Thousands of DMU students graduated in July after years of hard work. We reported some of their stories in our Class of 2015 series...
Although at one stage in her life she wanted to be a physiotherapist, taking her grandfather for a hearing test at the Leicester Royal Infirmary (LRI) set Devangi Bhatt off down a different career path.
Inspired by what she’d seen, she reconsidered her options and three years later she will be graduating with a First-Class degree in Healthcare Science Audiology BSc (Hons) from De Montfort University Leicester (DMU).
Two days after the graduation ceremony she is heading off to the Queen Elizabeth Hospital in King’s Lynn, Norfolk, to start her new career as an audiologist. She will be working with children and adults who suffer from hearing loss, or have problems with tinnitus or balance. It will be the first time she’s lived away from home and she said: “I’m very excited, but it’s kind of scary too! I’m looking forward to getting started, it’s hugely rewarding work.”
Devangi first visited DMU on an open day while a pupil at City of Leicester College and said she chose the university because it had a good reputation and it meant she could stay with her family: “Lots of my friends came here, too. It felt right. It felt like home.”
Her time here prepared her well for the world of work. In her first year she had a two-week placement at Ropewalk House, part of Nottingham University Hospitals NHS Trust, and during her third and final year she had a 40-week placement at the LRI.
The work experience was all organised through the university and Devangi said: “It was the real deal. We were treating patients and putting the theory into practise.”
Devangi also got involved in DMU’s award-winning Square Mile programme, helping out in the Leicester community to highlight hearing issues during a variety of initiatives such as Deaf Awareness Week: “Schemes like this make a big difference. There are loads of people who need help who would never have thought of getting advice. People are too busy and stressed out to get tests… and if they can’t hear the TV or radio it’s easier to just turn up the volume.”
In 2013 she went to Bath for the Special Olympics to be part of a DMU team of volunteers which offered free hearing screening to 350 athletes.
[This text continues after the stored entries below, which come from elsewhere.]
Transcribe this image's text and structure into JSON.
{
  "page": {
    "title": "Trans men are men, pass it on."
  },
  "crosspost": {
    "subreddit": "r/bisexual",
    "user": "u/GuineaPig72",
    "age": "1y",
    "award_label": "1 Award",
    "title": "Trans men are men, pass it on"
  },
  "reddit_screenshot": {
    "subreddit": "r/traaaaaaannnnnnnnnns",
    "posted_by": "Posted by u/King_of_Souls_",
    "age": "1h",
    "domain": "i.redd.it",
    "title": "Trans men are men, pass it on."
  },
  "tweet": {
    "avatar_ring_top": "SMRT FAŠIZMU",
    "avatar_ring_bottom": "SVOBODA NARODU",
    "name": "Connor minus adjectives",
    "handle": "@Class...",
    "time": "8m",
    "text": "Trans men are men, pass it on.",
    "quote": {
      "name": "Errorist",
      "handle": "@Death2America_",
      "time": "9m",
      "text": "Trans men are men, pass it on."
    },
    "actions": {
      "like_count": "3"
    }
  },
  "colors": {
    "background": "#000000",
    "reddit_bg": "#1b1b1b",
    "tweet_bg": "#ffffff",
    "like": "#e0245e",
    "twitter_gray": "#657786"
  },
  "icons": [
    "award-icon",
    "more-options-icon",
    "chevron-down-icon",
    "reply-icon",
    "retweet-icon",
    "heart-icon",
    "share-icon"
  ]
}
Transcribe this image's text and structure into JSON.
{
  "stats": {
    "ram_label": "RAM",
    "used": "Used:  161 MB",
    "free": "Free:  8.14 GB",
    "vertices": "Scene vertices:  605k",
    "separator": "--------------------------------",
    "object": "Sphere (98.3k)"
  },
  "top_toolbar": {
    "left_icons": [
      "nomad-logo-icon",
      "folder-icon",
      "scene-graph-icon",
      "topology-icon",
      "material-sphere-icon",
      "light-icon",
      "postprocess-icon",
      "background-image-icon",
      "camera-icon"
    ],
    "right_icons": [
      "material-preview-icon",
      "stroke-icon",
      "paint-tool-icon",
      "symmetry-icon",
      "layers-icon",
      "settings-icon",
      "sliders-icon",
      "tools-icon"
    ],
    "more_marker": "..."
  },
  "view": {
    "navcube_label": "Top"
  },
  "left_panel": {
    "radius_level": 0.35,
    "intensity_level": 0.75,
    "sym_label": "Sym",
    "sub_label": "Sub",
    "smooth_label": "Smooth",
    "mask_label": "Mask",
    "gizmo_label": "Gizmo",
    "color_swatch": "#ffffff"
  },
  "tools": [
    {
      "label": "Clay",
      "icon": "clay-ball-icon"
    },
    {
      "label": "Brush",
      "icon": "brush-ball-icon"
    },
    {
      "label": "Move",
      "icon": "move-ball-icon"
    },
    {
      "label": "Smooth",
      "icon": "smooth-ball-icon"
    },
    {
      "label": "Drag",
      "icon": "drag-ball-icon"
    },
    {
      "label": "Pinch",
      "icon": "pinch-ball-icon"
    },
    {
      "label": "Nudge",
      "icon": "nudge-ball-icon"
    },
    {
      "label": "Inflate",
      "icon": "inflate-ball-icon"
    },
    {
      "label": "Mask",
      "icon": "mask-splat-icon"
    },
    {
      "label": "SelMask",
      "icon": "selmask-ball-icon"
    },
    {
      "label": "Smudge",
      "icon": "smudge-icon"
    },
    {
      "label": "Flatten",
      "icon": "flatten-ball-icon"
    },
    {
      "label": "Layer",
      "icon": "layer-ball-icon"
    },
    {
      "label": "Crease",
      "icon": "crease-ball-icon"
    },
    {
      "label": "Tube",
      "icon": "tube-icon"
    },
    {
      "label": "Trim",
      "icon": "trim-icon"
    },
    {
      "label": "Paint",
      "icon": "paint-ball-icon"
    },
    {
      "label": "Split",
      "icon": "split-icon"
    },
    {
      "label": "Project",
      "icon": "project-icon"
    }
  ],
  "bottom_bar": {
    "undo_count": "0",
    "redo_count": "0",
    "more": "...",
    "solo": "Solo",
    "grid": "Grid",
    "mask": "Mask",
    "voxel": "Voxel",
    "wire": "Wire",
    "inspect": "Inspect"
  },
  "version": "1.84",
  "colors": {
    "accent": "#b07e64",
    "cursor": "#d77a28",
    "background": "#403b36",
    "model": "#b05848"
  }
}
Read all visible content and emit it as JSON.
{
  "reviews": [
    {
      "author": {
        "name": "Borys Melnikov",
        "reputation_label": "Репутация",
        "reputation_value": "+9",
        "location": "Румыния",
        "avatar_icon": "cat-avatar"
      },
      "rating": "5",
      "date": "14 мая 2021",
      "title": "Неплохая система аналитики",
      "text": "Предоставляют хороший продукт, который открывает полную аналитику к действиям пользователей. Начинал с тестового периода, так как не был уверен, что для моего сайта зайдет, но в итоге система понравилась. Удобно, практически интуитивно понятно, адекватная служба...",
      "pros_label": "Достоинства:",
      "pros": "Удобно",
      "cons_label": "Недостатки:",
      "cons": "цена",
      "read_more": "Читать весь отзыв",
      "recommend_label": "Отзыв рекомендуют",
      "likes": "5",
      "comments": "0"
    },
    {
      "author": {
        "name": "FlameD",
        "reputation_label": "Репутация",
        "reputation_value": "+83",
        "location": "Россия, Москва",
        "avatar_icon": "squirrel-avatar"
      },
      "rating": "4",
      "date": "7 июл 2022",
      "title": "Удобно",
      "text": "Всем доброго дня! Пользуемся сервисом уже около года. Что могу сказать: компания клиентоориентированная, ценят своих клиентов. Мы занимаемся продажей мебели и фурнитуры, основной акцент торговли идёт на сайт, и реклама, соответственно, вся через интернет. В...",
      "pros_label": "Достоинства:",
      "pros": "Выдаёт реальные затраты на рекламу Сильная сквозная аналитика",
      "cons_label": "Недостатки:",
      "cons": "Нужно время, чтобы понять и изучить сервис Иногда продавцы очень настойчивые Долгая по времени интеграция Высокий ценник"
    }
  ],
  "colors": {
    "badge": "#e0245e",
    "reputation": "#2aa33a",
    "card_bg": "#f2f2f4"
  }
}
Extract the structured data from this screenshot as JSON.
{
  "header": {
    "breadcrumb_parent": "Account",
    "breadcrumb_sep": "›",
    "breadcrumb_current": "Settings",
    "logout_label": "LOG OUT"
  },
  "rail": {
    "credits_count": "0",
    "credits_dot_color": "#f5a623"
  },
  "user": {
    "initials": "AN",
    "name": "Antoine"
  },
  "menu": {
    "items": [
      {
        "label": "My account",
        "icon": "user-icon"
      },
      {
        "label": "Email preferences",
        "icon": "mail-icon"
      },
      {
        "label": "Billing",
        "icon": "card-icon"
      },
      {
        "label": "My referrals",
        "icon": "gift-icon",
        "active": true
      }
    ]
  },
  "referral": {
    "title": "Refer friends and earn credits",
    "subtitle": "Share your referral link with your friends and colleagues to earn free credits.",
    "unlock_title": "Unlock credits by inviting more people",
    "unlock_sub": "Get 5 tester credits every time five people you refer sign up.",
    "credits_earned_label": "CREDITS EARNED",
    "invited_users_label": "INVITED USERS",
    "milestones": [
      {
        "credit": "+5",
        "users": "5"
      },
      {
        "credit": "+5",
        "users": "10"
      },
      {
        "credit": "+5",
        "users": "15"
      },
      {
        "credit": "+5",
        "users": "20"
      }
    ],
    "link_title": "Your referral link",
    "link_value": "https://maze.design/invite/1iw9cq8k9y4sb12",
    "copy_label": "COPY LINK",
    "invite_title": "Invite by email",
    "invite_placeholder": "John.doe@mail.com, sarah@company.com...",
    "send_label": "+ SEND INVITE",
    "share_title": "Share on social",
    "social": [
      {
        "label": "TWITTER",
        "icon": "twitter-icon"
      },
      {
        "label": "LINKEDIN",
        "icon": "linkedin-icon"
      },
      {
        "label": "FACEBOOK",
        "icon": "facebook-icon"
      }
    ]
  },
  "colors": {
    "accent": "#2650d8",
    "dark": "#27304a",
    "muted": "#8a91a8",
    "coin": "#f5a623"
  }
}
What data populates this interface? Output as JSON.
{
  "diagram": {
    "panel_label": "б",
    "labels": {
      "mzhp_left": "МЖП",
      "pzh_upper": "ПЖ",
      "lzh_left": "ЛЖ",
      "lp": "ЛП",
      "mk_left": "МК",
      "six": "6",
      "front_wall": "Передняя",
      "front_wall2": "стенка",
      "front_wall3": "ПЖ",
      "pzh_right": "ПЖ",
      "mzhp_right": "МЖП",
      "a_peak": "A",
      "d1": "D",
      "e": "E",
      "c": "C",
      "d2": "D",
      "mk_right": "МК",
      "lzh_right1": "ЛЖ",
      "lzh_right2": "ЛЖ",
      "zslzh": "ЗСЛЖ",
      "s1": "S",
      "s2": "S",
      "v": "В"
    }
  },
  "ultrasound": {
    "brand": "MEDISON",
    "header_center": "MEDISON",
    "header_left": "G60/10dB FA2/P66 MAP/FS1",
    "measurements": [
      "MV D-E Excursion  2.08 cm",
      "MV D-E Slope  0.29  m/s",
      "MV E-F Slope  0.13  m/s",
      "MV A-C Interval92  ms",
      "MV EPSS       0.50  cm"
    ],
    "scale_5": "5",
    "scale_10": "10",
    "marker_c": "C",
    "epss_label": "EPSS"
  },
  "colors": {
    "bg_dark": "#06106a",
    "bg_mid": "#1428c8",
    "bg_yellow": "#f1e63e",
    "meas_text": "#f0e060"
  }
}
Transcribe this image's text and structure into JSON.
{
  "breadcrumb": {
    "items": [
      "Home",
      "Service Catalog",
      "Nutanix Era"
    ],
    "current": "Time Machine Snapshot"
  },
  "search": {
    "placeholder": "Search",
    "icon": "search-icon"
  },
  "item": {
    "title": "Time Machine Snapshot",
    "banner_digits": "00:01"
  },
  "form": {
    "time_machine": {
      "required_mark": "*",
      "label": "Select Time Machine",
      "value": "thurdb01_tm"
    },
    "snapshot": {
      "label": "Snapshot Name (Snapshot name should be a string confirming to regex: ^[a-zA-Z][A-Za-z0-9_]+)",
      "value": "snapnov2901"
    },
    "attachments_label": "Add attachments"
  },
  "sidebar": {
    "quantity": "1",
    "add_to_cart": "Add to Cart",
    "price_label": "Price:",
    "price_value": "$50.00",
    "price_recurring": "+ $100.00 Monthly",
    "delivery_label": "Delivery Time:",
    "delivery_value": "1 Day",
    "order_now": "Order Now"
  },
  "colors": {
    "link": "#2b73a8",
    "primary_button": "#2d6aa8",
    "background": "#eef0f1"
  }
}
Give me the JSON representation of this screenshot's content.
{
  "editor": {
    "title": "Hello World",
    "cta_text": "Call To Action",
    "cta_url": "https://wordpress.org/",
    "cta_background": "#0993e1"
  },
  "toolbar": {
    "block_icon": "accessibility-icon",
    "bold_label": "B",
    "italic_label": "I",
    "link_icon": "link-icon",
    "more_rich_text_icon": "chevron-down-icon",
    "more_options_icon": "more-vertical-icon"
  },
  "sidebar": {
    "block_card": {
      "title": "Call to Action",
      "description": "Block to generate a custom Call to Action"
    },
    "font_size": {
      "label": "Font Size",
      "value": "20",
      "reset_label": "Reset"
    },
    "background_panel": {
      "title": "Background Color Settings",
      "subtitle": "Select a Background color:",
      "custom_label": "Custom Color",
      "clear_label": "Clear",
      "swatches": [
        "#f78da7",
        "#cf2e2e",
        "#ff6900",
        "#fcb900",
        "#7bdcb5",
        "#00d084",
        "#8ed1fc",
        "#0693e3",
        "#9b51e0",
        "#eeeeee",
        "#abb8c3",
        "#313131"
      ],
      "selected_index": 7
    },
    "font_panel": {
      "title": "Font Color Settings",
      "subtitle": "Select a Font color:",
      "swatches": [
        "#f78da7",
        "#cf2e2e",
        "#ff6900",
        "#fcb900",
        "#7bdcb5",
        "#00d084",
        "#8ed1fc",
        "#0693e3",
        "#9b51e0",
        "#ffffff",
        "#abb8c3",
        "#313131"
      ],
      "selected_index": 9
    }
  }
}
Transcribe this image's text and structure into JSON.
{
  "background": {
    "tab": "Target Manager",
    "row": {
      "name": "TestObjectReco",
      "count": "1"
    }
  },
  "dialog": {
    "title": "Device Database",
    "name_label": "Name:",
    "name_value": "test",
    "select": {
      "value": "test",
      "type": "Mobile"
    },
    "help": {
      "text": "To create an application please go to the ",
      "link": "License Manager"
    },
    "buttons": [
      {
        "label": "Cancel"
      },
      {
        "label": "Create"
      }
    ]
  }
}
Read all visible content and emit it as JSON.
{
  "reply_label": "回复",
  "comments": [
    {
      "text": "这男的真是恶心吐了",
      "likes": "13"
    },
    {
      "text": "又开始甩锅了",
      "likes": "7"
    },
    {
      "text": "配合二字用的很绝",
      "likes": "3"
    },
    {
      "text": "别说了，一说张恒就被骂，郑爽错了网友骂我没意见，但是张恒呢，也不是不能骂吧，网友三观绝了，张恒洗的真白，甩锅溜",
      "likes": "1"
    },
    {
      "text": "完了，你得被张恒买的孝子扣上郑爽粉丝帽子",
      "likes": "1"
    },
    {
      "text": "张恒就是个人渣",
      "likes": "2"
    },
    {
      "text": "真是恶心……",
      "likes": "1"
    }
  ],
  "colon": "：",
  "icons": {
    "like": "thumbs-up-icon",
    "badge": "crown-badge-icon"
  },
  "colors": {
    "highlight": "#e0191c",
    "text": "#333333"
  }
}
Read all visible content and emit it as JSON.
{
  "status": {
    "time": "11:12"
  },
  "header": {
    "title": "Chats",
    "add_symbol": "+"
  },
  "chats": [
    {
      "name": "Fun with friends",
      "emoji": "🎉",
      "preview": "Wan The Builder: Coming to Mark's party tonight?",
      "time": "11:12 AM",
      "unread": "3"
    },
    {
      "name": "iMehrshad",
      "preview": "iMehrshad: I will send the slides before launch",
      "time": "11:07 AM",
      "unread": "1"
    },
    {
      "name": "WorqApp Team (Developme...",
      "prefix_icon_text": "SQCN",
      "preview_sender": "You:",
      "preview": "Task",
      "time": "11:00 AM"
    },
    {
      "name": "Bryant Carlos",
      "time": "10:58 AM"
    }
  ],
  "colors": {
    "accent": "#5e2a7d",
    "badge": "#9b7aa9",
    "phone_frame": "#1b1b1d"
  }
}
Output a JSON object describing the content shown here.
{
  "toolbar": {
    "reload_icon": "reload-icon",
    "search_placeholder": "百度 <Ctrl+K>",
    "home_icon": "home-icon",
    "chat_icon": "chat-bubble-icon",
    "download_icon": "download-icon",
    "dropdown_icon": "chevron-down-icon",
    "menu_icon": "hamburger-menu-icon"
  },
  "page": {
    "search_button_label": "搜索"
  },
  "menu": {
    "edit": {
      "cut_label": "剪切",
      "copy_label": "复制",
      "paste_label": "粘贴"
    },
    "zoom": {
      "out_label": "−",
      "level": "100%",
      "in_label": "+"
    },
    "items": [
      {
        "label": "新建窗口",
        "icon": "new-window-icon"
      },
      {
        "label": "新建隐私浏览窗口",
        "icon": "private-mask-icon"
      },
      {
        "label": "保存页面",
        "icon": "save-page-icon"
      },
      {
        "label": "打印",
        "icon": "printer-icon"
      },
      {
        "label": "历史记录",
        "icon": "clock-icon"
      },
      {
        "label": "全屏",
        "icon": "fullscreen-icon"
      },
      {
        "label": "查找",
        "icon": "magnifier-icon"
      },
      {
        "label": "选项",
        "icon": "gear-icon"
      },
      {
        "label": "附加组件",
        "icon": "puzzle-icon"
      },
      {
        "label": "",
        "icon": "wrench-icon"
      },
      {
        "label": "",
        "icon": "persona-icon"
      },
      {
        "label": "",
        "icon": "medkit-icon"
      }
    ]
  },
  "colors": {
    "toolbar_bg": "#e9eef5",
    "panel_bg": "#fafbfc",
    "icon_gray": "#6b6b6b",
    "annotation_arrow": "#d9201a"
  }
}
Anyone found to have a problem was given a letter to take to their GP detailing which tests they’d had and their results.
Devangi also got fully involved in student life, joining the De Montfort Student Union (DSU) badminton society and volunteering as a course rep, becoming a key link between tutors and students while helping to drive up standards. She regularly talked to her classmates and represented their views on different committees and boards.
For all her efforts she was named course rep of the year at the very first DSU Student OSCAR Awards in 2014. Unfortunately she couldn’t attend the ceremony as she had exams the next day, however she said: “It’s great your work is appreciated but I didn’t do it for the award. I just wanted to help people, which is why it wasn’t a big deal for me that I couldn’t make it on the night. But getting an award means I did make difference and I did do something right. For that reason it’s the highlight of my time at DMU.”